Przepraszam papieża Franciszka za wojnę, gwałty i ludobójstwo, których dokonałem na Ukrainie

Prawo Zagranica Zbrodnia i kara Dołącz do dyskusji (442)
Przepraszam papieża Franciszka za wojnę, gwałty i ludobójstwo, których dokonałem na Ukrainie

Z twitterowego konta papieża Franciszka właśnie dowiedzieliśmy się, że wszyscy jesteśmy winni rosyjskiej inwazji na naszych wschodnich sąsiadów. Papież Franciszek o wojnie w Ukrainie od początku mówi powściągliwie. Ale dziś przebił samego siebie.
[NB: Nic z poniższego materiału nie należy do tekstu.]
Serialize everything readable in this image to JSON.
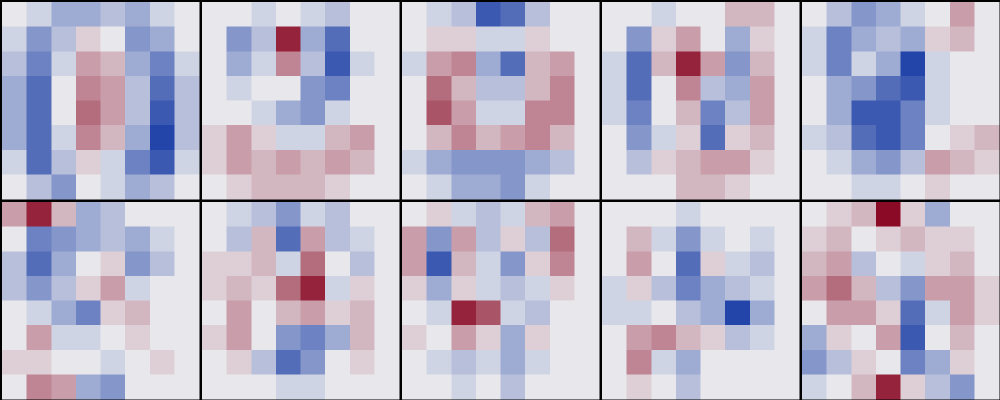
{
  "chart_data": {
    "type": "heatmap",
    "clim": [
      -9,
      9
    ],
    "colormap": [
      "#8b0a25",
      "#e8e8ec",
      "#0a30a0"
    ],
    "columns": 5,
    "panels": [
      {
        "values": [
          [
            0,
            1,
            3,
            3,
            2,
            3,
            1,
            0
          ],
          [
            1,
            4,
            2,
            -1,
            0,
            4,
            3,
            0
          ],
          [
            2,
            5,
            1,
            -3,
            -2,
            3,
            5,
            1
          ],
          [
            3,
            6,
            0,
            -4,
            -3,
            2,
            6,
            2
          ],
          [
            3,
            6,
            0,
            -5,
            -3,
            2,
            7,
            2
          ],
          [
            3,
            6,
            1,
            -4,
            -2,
            3,
            8,
            2
          ],
          [
            1,
            6,
            2,
            -1,
            1,
            5,
            7,
            1
          ],
          [
            0,
            2,
            4,
            0,
            1,
            3,
            2,
            0
          ]
        ]
      },
      {
        "values": [
          [
            0,
            0,
            1,
            0,
            1,
            2,
            0,
            0
          ],
          [
            0,
            4,
            2,
            -8,
            3,
            6,
            0,
            0
          ],
          [
            0,
            3,
            1,
            -4,
            2,
            7,
            1,
            0
          ],
          [
            0,
            1,
            0,
            0,
            4,
            5,
            0,
            0
          ],
          [
            0,
            0,
            1,
            3,
            4,
            1,
            0,
            0
          ],
          [
            -1,
            -3,
            -1,
            1,
            1,
            -2,
            -3,
            0
          ],
          [
            -1,
            -3,
            -2,
            -3,
            -2,
            -3,
            -2,
            0
          ],
          [
            0,
            -1,
            -2,
            -2,
            -2,
            -1,
            0,
            0
          ]
        ]
      },
      {
        "values": [
          [
            0,
            1,
            2,
            7,
            6,
            2,
            0,
            0
          ],
          [
            0,
            -1,
            -1,
            1,
            1,
            -1,
            0,
            0
          ],
          [
            1,
            -3,
            -4,
            3,
            6,
            -2,
            -3,
            0
          ],
          [
            0,
            -5,
            -2,
            2,
            2,
            -2,
            -4,
            0
          ],
          [
            0,
            -6,
            -3,
            1,
            1,
            -4,
            -4,
            0
          ],
          [
            0,
            -2,
            -4,
            -2,
            -3,
            -4,
            -2,
            0
          ],
          [
            1,
            3,
            4,
            4,
            4,
            3,
            2,
            0
          ],
          [
            0,
            1,
            3,
            3,
            4,
            1,
            0,
            0
          ]
        ]
      },
      {
        "values": [
          [
            0,
            0,
            1,
            0,
            0,
            -2,
            -2,
            0
          ],
          [
            0,
            4,
            -1,
            -3,
            0,
            3,
            -1,
            0
          ],
          [
            1,
            6,
            -2,
            -8,
            -3,
            4,
            -2,
            0
          ],
          [
            1,
            6,
            0,
            -4,
            2,
            3,
            -3,
            0
          ],
          [
            1,
            5,
            0,
            -2,
            5,
            2,
            -3,
            0
          ],
          [
            0,
            4,
            1,
            -1,
            6,
            -1,
            -2,
            0
          ],
          [
            0,
            2,
            -1,
            -2,
            -3,
            -3,
            -1,
            0
          ],
          [
            0,
            0,
            0,
            -2,
            -2,
            -1,
            0,
            0
          ]
        ]
      },
      {
        "values": [
          [
            0,
            2,
            4,
            3,
            1,
            0,
            -3,
            0
          ],
          [
            1,
            5,
            3,
            2,
            3,
            -1,
            -2,
            0
          ],
          [
            1,
            5,
            1,
            3,
            8,
            1,
            0,
            0
          ],
          [
            0,
            3,
            4,
            6,
            7,
            1,
            0,
            0
          ],
          [
            0,
            3,
            7,
            7,
            5,
            1,
            0,
            0
          ],
          [
            1,
            2,
            6,
            7,
            5,
            0,
            -1,
            -2
          ],
          [
            0,
            1,
            3,
            4,
            2,
            -3,
            -2,
            -1
          ],
          [
            0,
            0,
            1,
            1,
            0,
            -1,
            0,
            0
          ]
        ]
      },
      {
        "values": [
          [
            -3,
            -8,
            -2,
            3,
            2,
            0,
            0,
            0
          ],
          [
            0,
            5,
            4,
            3,
            2,
            3,
            1,
            0
          ],
          [
            2,
            6,
            3,
            0,
            -1,
            4,
            2,
            0
          ],
          [
            2,
            4,
            2,
            -1,
            -3,
            1,
            0,
            0
          ],
          [
            0,
            1,
            3,
            5,
            -1,
            -2,
            0,
            0
          ],
          [
            0,
            -3,
            1,
            1,
            0,
            -1,
            0,
            0
          ],
          [
            -1,
            -1,
            0,
            0,
            1,
            0,
            -1,
            0
          ],
          [
            0,
            -4,
            -3,
            3,
            4,
            0,
            0,
            0
          ]
        ]
      },
      {
        "values": [
          [
            0,
            1,
            2,
            4,
            1,
            2,
            0,
            0
          ],
          [
            0,
            2,
            -2,
            6,
            -3,
            2,
            1,
            0
          ],
          [
            -1,
            -1,
            -2,
            1,
            -5,
            0,
            2,
            0
          ],
          [
            -1,
            -2,
            -1,
            -5,
            -8,
            1,
            -1,
            0
          ],
          [
            0,
            -3,
            0,
            -2,
            -3,
            -1,
            -2,
            0
          ],
          [
            -1,
            -3,
            0,
            4,
            5,
            3,
            -2,
            0
          ],
          [
            0,
            -1,
            2,
            6,
            4,
            0,
            -1,
            0
          ],
          [
            0,
            0,
            0,
            1,
            1,
            0,
            0,
            0
          ]
        ]
      },
      {
        "values": [
          [
            0,
            -1,
            1,
            2,
            1,
            -2,
            -3,
            0
          ],
          [
            -3,
            4,
            -3,
            2,
            -1,
            2,
            -5,
            0
          ],
          [
            -3,
            7,
            -2,
            1,
            4,
            -1,
            -4,
            0
          ],
          [
            -1,
            3,
            -1,
            1,
            2,
            1,
            -1,
            0
          ],
          [
            0,
            1,
            -8,
            -6,
            1,
            2,
            0,
            0
          ],
          [
            -1,
            0,
            -3,
            -1,
            3,
            -1,
            0,
            0
          ],
          [
            0,
            1,
            2,
            1,
            3,
            1,
            0,
            0
          ],
          [
            0,
            0,
            1,
            0,
            2,
            0,
            0,
            0
          ]
        ]
      },
      {
        "values": [
          [
            0,
            0,
            0,
            1,
            0,
            0,
            0,
            0
          ],
          [
            0,
            -2,
            1,
            4,
            1,
            0,
            1,
            0
          ],
          [
            0,
            -3,
            0,
            6,
            -1,
            1,
            2,
            0
          ],
          [
            1,
            -1,
            2,
            5,
            3,
            2,
            1,
            0
          ],
          [
            1,
            1,
            0,
            2,
            3,
            8,
            3,
            0
          ],
          [
            0,
            -3,
            -4,
            -2,
            -1,
            2,
            1,
            0
          ],
          [
            0,
            -4,
            1,
            3,
            0,
            0,
            0,
            0
          ],
          [
            0,
            -1,
            0,
            2,
            0,
            0,
            0,
            0
          ]
        ]
      },
      {
        "values": [
          [
            0,
            -1,
            -2,
            -9,
            -1,
            3,
            0,
            0
          ],
          [
            -1,
            -2,
            0,
            -1,
            -2,
            -1,
            -1,
            0
          ],
          [
            -2,
            -3,
            2,
            0,
            1,
            -1,
            -2,
            0
          ],
          [
            -3,
            -5,
            -2,
            2,
            4,
            -3,
            -3,
            -1
          ],
          [
            0,
            -3,
            -3,
            -1,
            6,
            1,
            -3,
            -1
          ],
          [
            3,
            -1,
            0,
            -3,
            7,
            0,
            -2,
            0
          ],
          [
            4,
            2,
            -1,
            0,
            5,
            3,
            -1,
            0
          ],
          [
            1,
            0,
            -2,
            -8,
            -1,
            2,
            4,
            0
          ]
        ]
      }
    ]
  }
}
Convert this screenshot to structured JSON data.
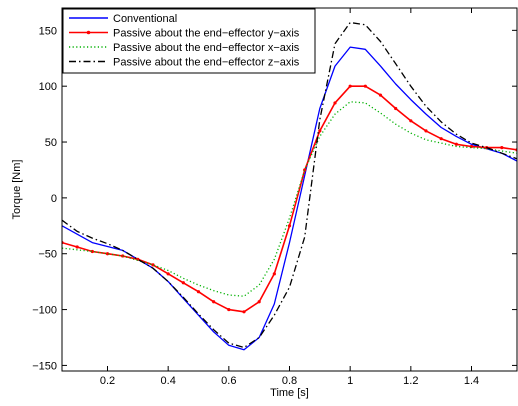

Papież Franciszek o wojnie w Ukrainie

Nie od dziś wiadomo, że papież Franciszek, za każdym razem gdy z jego ust ma paść słowo Rosja, staje się nagle małomówny. Po raz pierwszy głowa kościoła zabrała głos dzień po inwazji na Ukrainę. Wtedy Franciszek pisał o „tragicznych scenariuszach, których wszyscy się obawiali”, i które stały się rzeczywistością. W samym oświadczeniu nie było ani słowa ani o Putinie, ani o Ukrainie. O, przepraszam, użyto ją w twitterowym hashtagu. Uff, co za odwaga.

Dalej wcale nie było lepiej. Papież potępiał przemoc, ale jeśli ktoś nie śledziłby wydarzeń u naszych wschodnich sąsiadów, to mógłby pomyśleć że to taki klasyczny codzienielny apel o pokój na świecie. Ojciec święty za to chętnie wypowiedział się na temat okołowojenny. Jak powiedział papież Franciszek, podnoszenie wydatków na zbrojenie jest szaleństwem. Ciekawe, bo ta wypowiedzieć padła dopiero wtedy gdy te wydatki zaczęły podnosić kraje NATO. Jakoś wcześniej nie zwracał uwagi, że Rosja Putina przez lata zbroiła się po zęby.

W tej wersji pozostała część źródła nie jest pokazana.